The story of Emmett Till is brutal no matter who sings it. FAR less known Than the Dylan recording of his version is the one released in 1955 at a time when African-Americans didn't even have basic civil rights.
Little known (because racist radio stations at the time wouldn't play it) is The Death of Emmett Till released on the DooTone label. The song was written by A. C. Bilbrew. A long-time civil rights activist and mother of Jazz singer Kitty Jean Bilbrew. A.C. Bilbrew started an all-black-chorus way back before the great depression, and was the first African-American soloist to perform on radio. Her daughter Kitty is better known as Kitty Wright, but even she is largely forgotten now.
The Death of Emmett Till HERE is sung here by The Ramparts. The Ramparts were actually the jazzman and entertainer Scatman Crothers! The Scatman is probably best known for his role in Stanley Kubrick's "The Shining" but he had a LONG distinguished career.

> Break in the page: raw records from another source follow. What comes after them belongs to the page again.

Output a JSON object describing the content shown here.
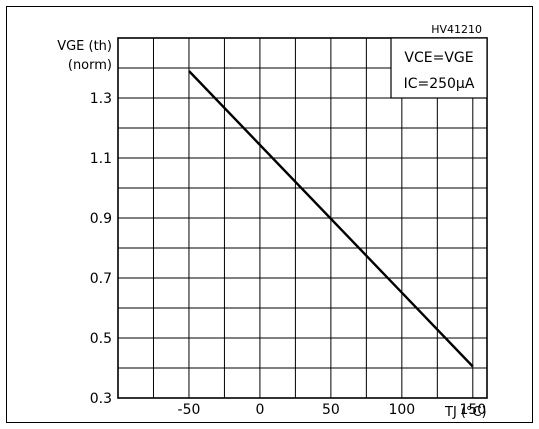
{
  "chart_data": {
    "type": "line",
    "figure_id": "HV41210",
    "ylabel": "VGE (th)",
    "ylabel_sub": "(norm)",
    "xlabel": "TJ (°C)",
    "xlim": [
      -100,
      160
    ],
    "ylim": [
      0.3,
      1.5
    ],
    "x_ticks": [
      -50,
      0,
      50,
      100,
      150
    ],
    "x_tick_labels": [
      "-50",
      "0",
      "50",
      "100",
      "150"
    ],
    "y_ticks": [
      0.3,
      0.5,
      0.7,
      0.9,
      1.1,
      1.3
    ],
    "y_tick_labels": [
      "0.3",
      "0.5",
      "0.7",
      "0.9",
      "1.1",
      "1.3"
    ],
    "grid": true,
    "legend_box": [
      "VCE=VGE",
      "IC=250µA"
    ],
    "legend_placement": "top-right",
    "series": [
      {
        "x": [
          -50,
          150
        ],
        "y": [
          1.39,
          0.405
        ]
      }
    ]
  }
}
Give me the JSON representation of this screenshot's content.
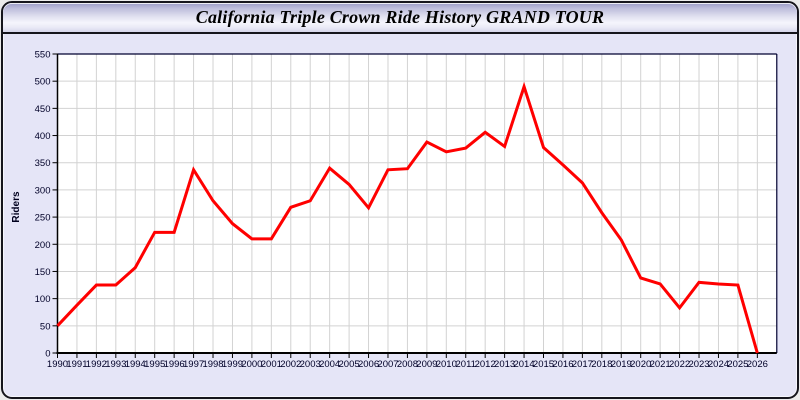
{
  "window": {
    "title": "California Triple Crown Ride History GRAND TOUR"
  },
  "colors": {
    "line": "#ff0000",
    "window_background": "#e5e5f7",
    "plot_background": "#ffffff",
    "gridline": "#d2d2d2",
    "axis": "#000000",
    "plot_border": "#000030",
    "tick_label": "#000028",
    "titlebar_gradient_top": "#9b9bc6",
    "titlebar_gradient_bottom": "#d6d6ea"
  },
  "chart_data": {
    "type": "line",
    "title": "California Triple Crown Ride History GRAND TOUR",
    "xlabel": "",
    "ylabel": "Riders",
    "ylim": [
      0,
      550
    ],
    "ytick_step": 50,
    "yticks": [
      0,
      50,
      100,
      150,
      200,
      250,
      300,
      350,
      400,
      450,
      500,
      550
    ],
    "grid": true,
    "legend": false,
    "categories": [
      "1990",
      "1991",
      "1992",
      "1993",
      "1994",
      "1995",
      "1996",
      "1997",
      "1998",
      "1999",
      "2000",
      "2001",
      "2002",
      "2003",
      "2004",
      "2005",
      "2006",
      "2007",
      "2008",
      "2009",
      "2010",
      "2011",
      "2012",
      "2013",
      "2014",
      "2015",
      "2016",
      "2017",
      "2018",
      "2019",
      "2020",
      "2021",
      "2022",
      "2023",
      "2024",
      "2025",
      "2026"
    ],
    "series": [
      {
        "name": "Riders",
        "color": "#ff0000",
        "values": [
          50,
          88,
          125,
          125,
          157,
          222,
          222,
          337,
          280,
          238,
          210,
          210,
          268,
          280,
          340,
          310,
          267,
          337,
          339,
          388,
          370,
          377,
          406,
          380,
          490,
          378,
          346,
          313,
          258,
          208,
          138,
          127,
          83,
          130,
          127,
          125,
          0
        ]
      }
    ]
  }
}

Bob Dylan's song Death of Emmet Till is a different song and one of his finest compositions, though in 1962 he admits he stole the melody from Len Chandler's song The Bus Driver. Well, that's folk music. There ARE no original folk songs. Len Chandler is an African-American folksinger who borrowed melodies too. Lots of them. All folk songs grew out of the air and are swapped among friends when they are learned. If you think singer songwriters go home after their show, you haven't stuck around long enough to hear the jams. Or Hootnannies, as they were known back then. Mr. Chandler has been active in the movement for decades and his story would make a good documentary. Quick, name a folk singer who wrote songs for Pete Seeger, The Black Panthers and toured with Jane Fonda! Len Chandler. A hero. Below he appears with Dylan and Joan Baez at the March on Washington 1963. If you like, the complete performance 25 minute footage is available HERE.
Mr. Dylan chats with Cynthia Gooding about HIS song about Emmett Till, and reveals he uses Mr. Chandler's melody.

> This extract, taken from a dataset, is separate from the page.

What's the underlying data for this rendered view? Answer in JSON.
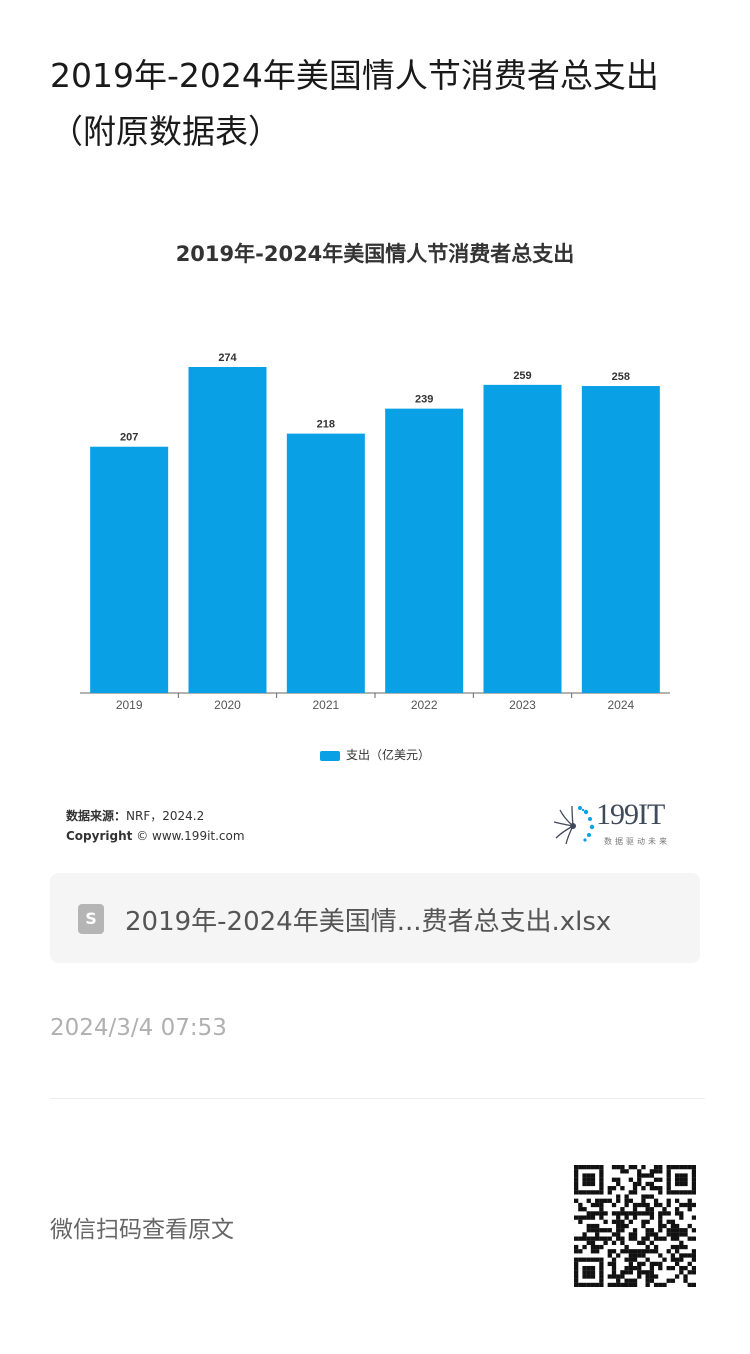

BD: This one's called, em, Emmett Till. Oh, by the way, the melody here is, excuse me, the melody, I stole the melody from Len Chandler. An' he's a funny guy. He's a, he's a folk singer guy. He uses a lot of funny chords you know when he plays and he's always getting to, want me, to use some of these chords, you know, trying to teach me new chords all the time. Well, he played me this one. Said don't those chords sound nice? An' I said they sure do, an' so I stole it, stole the whole thing.
CG: That was his first mistake.
*Dylan plays the song*
BD: You like that one?
CG: It's one of the greatest contemporary ballads I've ever heard. It s tremendous.
BD: You think so?
CG: Oh yes!
BD: I just wrote that one about last week, I think.
CG: Fine song. It makes me very proud. It's uh, what's so magnificent about it to me, is that it doesn't have any sense of being written, you know. It sounds as if it just came out of .... it doesn't have any of those little poetic contortions that mess up so many contemporary ballads, you know.
BD: Oh yeah, I try to keep it working.
CG: Yeah, and you sing it so straight. That's fine.
BD: Just wait til' Len Chandler hears the melody though.
CG: He'll probably be very pleased with what you did to it. What song does he sing to it?
BD: He sings another one he wrote, you know. About some bus driver out in Colorado, that crashed a school bus with 27 kids. That's a good one too. It's a good song.
Whether Len Chandler ever recorded the song is questionable, but the Peter Shaff version of Bus Driver is available at this LINK and it is in fact the same melody as Dylan's. Dylan was friends with Len Chandler during the Gaslight days and mentions him in his autobiography Chronicles Volume 1.